I was studying Rust’s bounds checks and their performance cost. To understand the safety trade offs, I experimented with stack based buffer overflows in C.
Minimal Example
#include <stdio.h>
int main() {
char buffer[16];
printf("Enter some text: ");
gets(buffer); // unsafe
printf("You entered: %s\n", buffer);
return 0;
}
Compile
c -fno-stack-protector -z execstack -g overflow.c -o overflow
-
-fno-stack-protector→ disables stack canaries -
-z execstack→ makes stack executable -
-g→ debug symbols for GDB -
gets()→ unsafe; no bounds check
Run & Crash
Enter some text: AAAAAAAAAAAAAAAAAA
You entered: AAAAAAAAAAAAAAAAAA
Segmentation fault (core dumped)
- Input longer than 16 bytes overwrites stack memory, including the return address.
Stack layout:
[ higher ]
| return address | <- overwritten
| saved frame |
| buffer[16] | <- input
[ lower ]
Monitor with GDB
gdb ./overflow
(gdb) break main
(gdb) run
(gdb) next
- Enter input longer than buffer.
- Inspect memory:
**(gdb) x/32x $rsp**
0x41(ASCII ‘A’) overwrites stack, segfault occurs at0x41414141.

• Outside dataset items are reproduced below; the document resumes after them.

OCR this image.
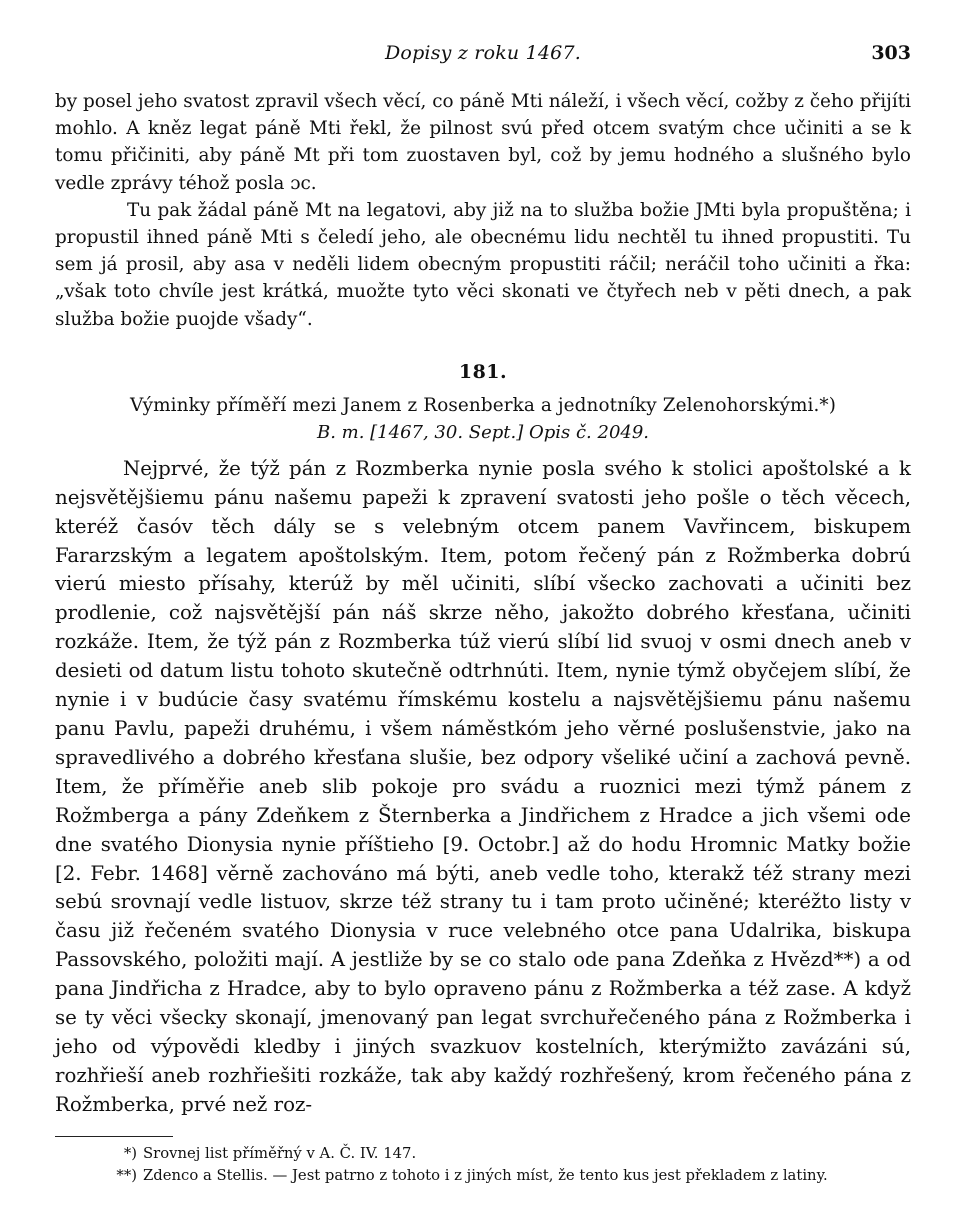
Dopisy z roku 1467.	303

by posel jeho svatost zpravil všech věcí, co páně Mti náleží, i všech věcí, cožby z čeho přijíti mohlo. A kněz legat páně Mti řekl, že pilnost svú před otcem svatým chce učiniti a se k tomu přičiniti, aby páně Mt při tom zuostaven byl, což by jemu hodného a slušného bylo vedle zprávy téhož posla ɔc.

Tu pak žádal páně Mt na legatovi, aby již na to služba božie JMti byla propuštěna; i propustil ihned páně Mti s čeledí jeho, ale obecnému lidu nechtěl tu ihned propustiti. Tu sem já prosil, aby asa v neděli lidem obecným propustiti ráčil; neráčil toho učiniti a řka: „však toto chvíle jest krátká, muožte tyto věci skonati ve čtyřech neb v pěti dnech, a pak služba božie puojde všady“.

181.
Výminky příměří mezi Janem z Rosenberka a jednotníky Zelenohorskými.*)
B. m. [1467, 30. Sept.] Opis č. 2049.

Nejprvé, že týž pán z Rozmberka nynie posla svého k stolici apoštolské a k nejsvětějšiemu pánu našemu papeži k zpravení svatosti jeho pošle o těch věcech, kteréž časóv těch dály se s velebným otcem panem Vavřincem, biskupem Fararzským a legatem apoštolským. Item, potom řečený pán z Rožmberka dobrú vierú miesto přísahy, kterúž by měl učiniti, slíbí všecko zachovati a učiniti bez prodlenie, což najsvětější pán náš skrze něho, jakožto dobrého křesťana, učiniti rozkáže. Item, že týž pán z Rozmberka túž vierú slíbí lid svuoj v osmi dnech aneb v desieti od datum listu tohoto skutečně odtrhnúti. Item, nynie týmž obyčejem slíbí, že nynie i v budúcie časy svatému římskému kostelu a najsvětějšiemu pánu našemu panu Pavlu, papeži druhému, i všem náměstkóm jeho věrné poslušenstvie, jako na spravedlivého a dobrého křesťana slušie, bez odpory všeliké učiní a zachová pevně. Item, že příměřie aneb slib pokoje pro svádu a ruoznici mezi týmž pánem z Rožmberga a pány Zdeňkem z Šternberka a Jindřichem z Hradce a jich všemi ode dne svatého Dionysia nynie příštieho [9. Octobr.] až do hodu Hromnic Matky božie [2. Febr. 1468] věrně zachováno má býti, aneb vedle toho, kterakž též strany mezi sebú srovnají vedle listuov, skrze též strany tu i tam proto učiněné; kteréžto listy v času již řečeném svatého Dionysia v ruce velebného otce pana Udalrika, biskupa Passovského, položiti mají. A jestliže by se co stalo ode pana Zdeňka z Hvězd**) a od pana Jindřicha z Hradce, aby to bylo opraveno pánu z Rožmberka a též zase. A když se ty věci všecky skonají, jmenovaný pan legat svrchuřečeného pána z Rožmberka i jeho od výpovědi kledby i jiných svazkuov kostelních, kterýmižto zavázáni sú, rozhřieší aneb rozhřiešiti rozkáže, tak aby každý rozhřešený, krom řečeného pána z Rožmberka, prvé než roz-

*) Srovnej list příměřný v A. Č. IV. 147.

**) Zdenco a Stellis. — Jest patrno z tohoto i z jiných míst, že tento kus jest překladem z latiny.
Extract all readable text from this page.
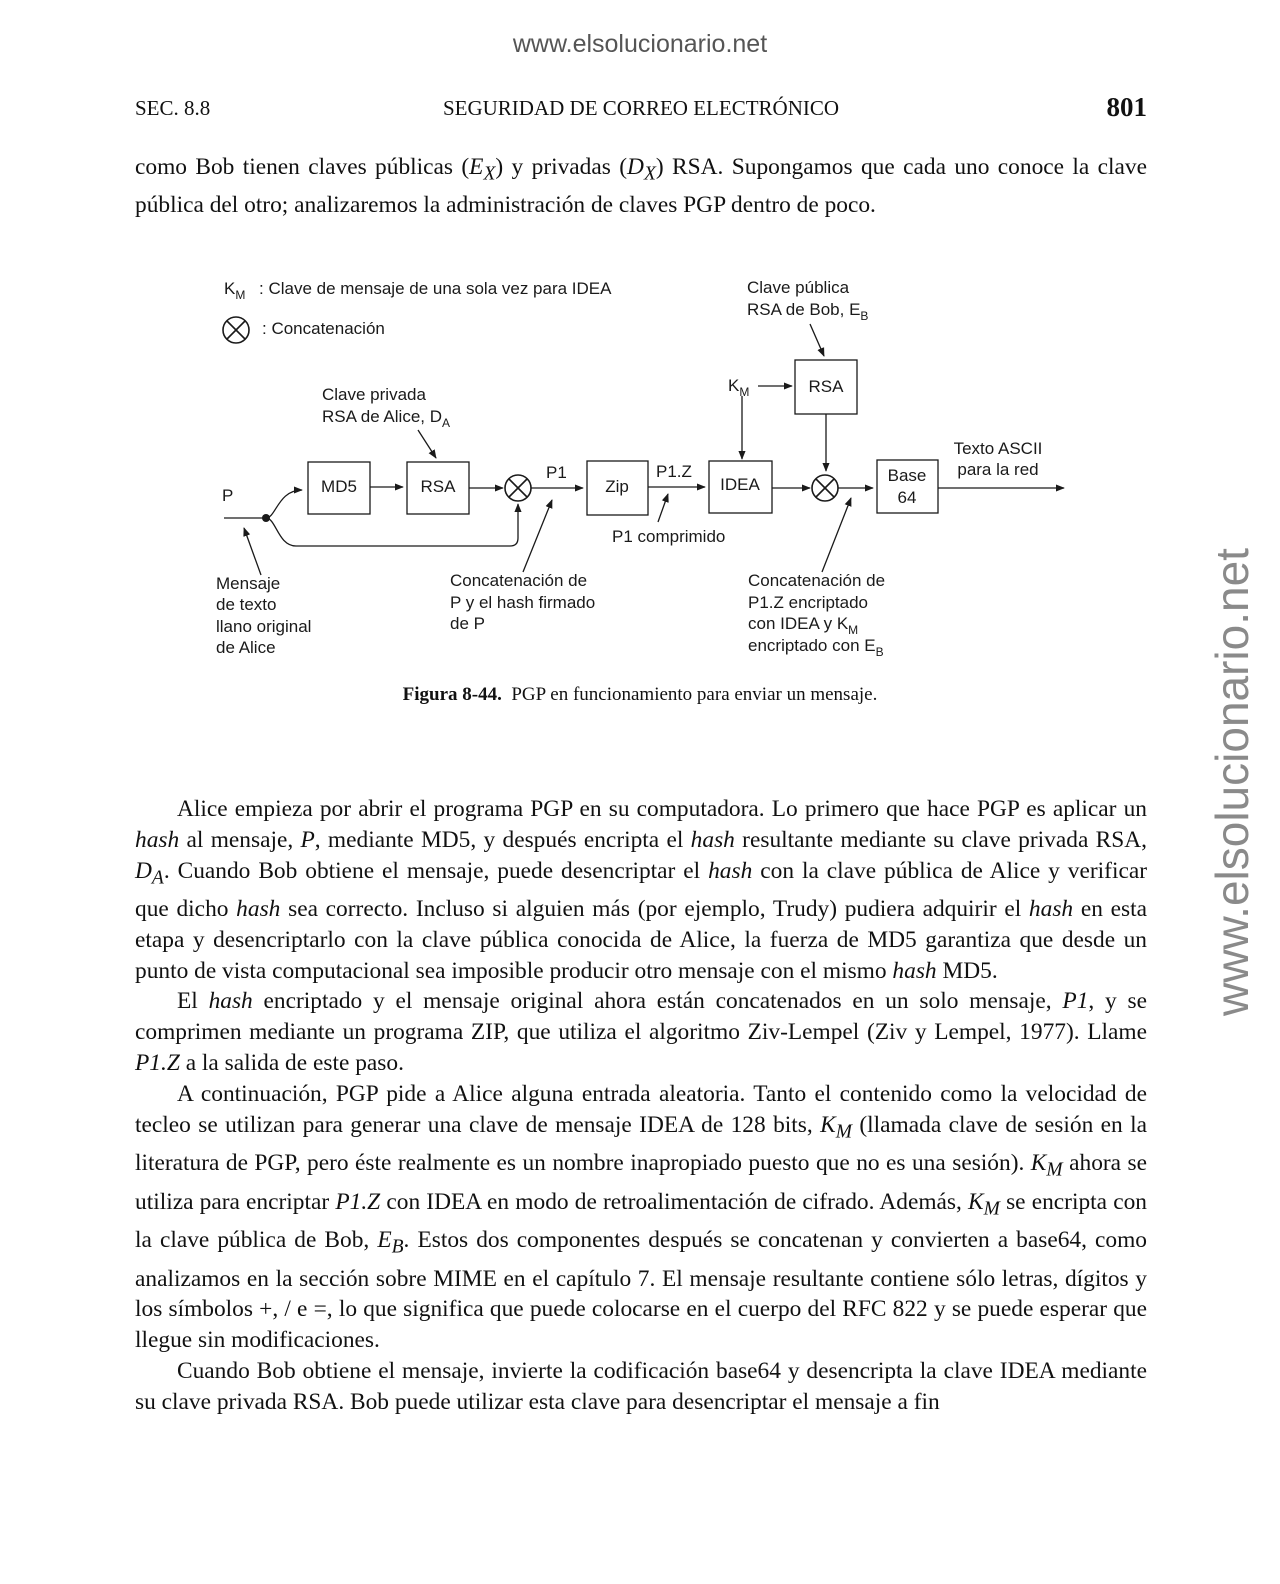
www.elsolucionario.net
www.elsolucionario.net
SEC. 8.8	SEGURIDAD DE CORREO ELECTRÓNICO	801

como Bob tienen claves públicas $(E_X)$ y privadas $(D_X)$ RSA. Supongamos que cada uno conoce la clave pública del otro; analizaremos la administración de claves PGP dentro de poco.

$K_M$ : Clave de mensaje de una sola vez para IDEA
: Concatenación
Clave pública
RSA de Bob, $E_B$
Clave privada
RSA de Alice, $D_A$
$K_M$	RSA
P	MD5	RSA
P1
Zip
P1.Z
IDEA	Base
64
Texto ASCII
para la red
P1 comprimido
Mensaje
de texto
llano original
de Alice
Concatenación de
P y el hash firmado
de P
Concatenación de
P1.Z encriptado
con IDEA y $K_M$
encriptado con $E_B$
Figura 8-44. PGP en funcionamiento para enviar un mensaje.

Alice empieza por abrir el programa PGP en su computadora. Lo primero que hace PGP es aplicar un hash al mensaje, P, mediante MD5, y después encripta el hash resultante mediante su clave privada RSA, $D_A$. Cuando Bob obtiene el mensaje, puede desencriptar el hash con la clave pública de Alice y verificar que dicho hash sea correcto. Incluso si alguien más (por ejemplo, Trudy) pudiera adquirir el hash en esta etapa y desencriptarlo con la clave pública conocida de Alice, la fuerza de MD5 garantiza que desde un punto de vista computacional sea imposible producir otro mensaje con el mismo hash MD5.

El hash encriptado y el mensaje original ahora están concatenados en un solo mensaje, P1, y se comprimen mediante un programa ZIP, que utiliza el algoritmo Ziv-Lempel (Ziv y Lempel, 1977). Llame P1.Z a la salida de este paso.

A continuación, PGP pide a Alice alguna entrada aleatoria. Tanto el contenido como la velocidad de tecleo se utilizan para generar una clave de mensaje IDEA de 128 bits, $K_M$ (llamada clave de sesión en la literatura de PGP, pero éste realmente es un nombre inapropiado puesto que no es una sesión). $K_M$ ahora se utiliza para encriptar P1.Z con IDEA en modo de retroalimentación de cifrado. Además, $K_M$ se encripta con la clave pública de Bob, $E_B$. Estos dos componentes después se concatenan y convierten a base64, como analizamos en la sección sobre MIME en el capítulo 7. El mensaje resultante contiene sólo letras, dígitos y los símbolos +, / e =, lo que significa que puede colocarse en el cuerpo del RFC 822 y se puede esperar que llegue sin modificaciones.

Cuando Bob obtiene el mensaje, invierte la codificación base64 y desencripta la clave IDEA mediante su clave privada RSA. Bob puede utilizar esta clave para desencriptar el mensaje a fin
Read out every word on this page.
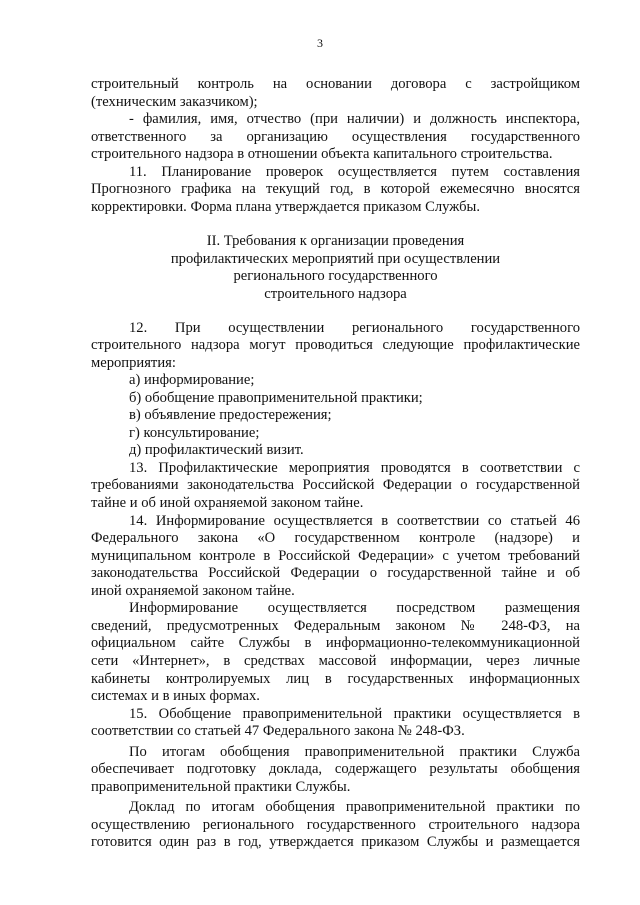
3

строительный контроль на основании договора с застройщиком

(техническим заказчиком);

- фамилия, имя, отчество (при наличии) и должность инспектора,

ответственного за организацию осуществления государственного

строительного надзора в отношении объекта капитального строительства.

11. Планирование проверок осуществляется путем составления

Прогнозного графика на текущий год, в которой ежемесячно вносятся

корректировки. Форма плана утверждается приказом Службы.

II. Требования к организации проведения
профилактических мероприятий при осуществлении
регионального государственного
строительного надзора

12. При осуществлении регионального государственного

строительного надзора могут проводиться следующие профилактические

мероприятия:

а) информирование;

б) обобщение правоприменительной практики;

в) объявление предостережения;

г) консультирование;

д) профилактический визит.

13. Профилактические мероприятия проводятся в соответствии с

требованиями законодательства Российской Федерации о государственной

тайне и об иной охраняемой законом тайне.

14. Информирование осуществляется в соответствии со статьей 46

Федерального закона «О государственном контроле (надзоре) и

муниципальном контроле в Российской Федерации» с учетом требований

законодательства Российской Федерации о государственной тайне и об

иной охраняемой законом тайне.

Информирование осуществляется посредством размещения

сведений, предусмотренных Федеральным законом № 248-ФЗ, на

официальном сайте Службы в информационно-телекоммуникационной

сети «Интернет», в средствах массовой информации, через личные

кабинеты контролируемых лиц в государственных информационных

системах и в иных формах.

15. Обобщение правоприменительной практики осуществляется в

соответствии со статьей 47 Федерального закона № 248-ФЗ.

По итогам обобщения правоприменительной практики Служба

обеспечивает подготовку доклада, содержащего результаты обобщения

правоприменительной практики Службы.

Доклад по итогам обобщения правоприменительной практики по

осуществлению регионального государственного строительного надзора

готовится один раз в год, утверждается приказом Службы и размещается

Safe Function Pointer Experiment
void (*func_ptr)() = NULL;
-
Overflow buffer with address of a function.
-
Calling
func_ptr()executes the function, simulating execution hijack safely.
Memory layout:
+------------+----------+
| buffer[16] | func_ptr |
+------------+----------+
Input: "AAAAAAAA" + function_address
Key Takeaways
-
Buffer overflows = memory corruption & arbitrary execution.
-
GDB helps visualize memory changes live.
-
Rust prevents this at compile time but adds bounds check overhead.
-
Experiments reinforce the importance of memory safety and input validation.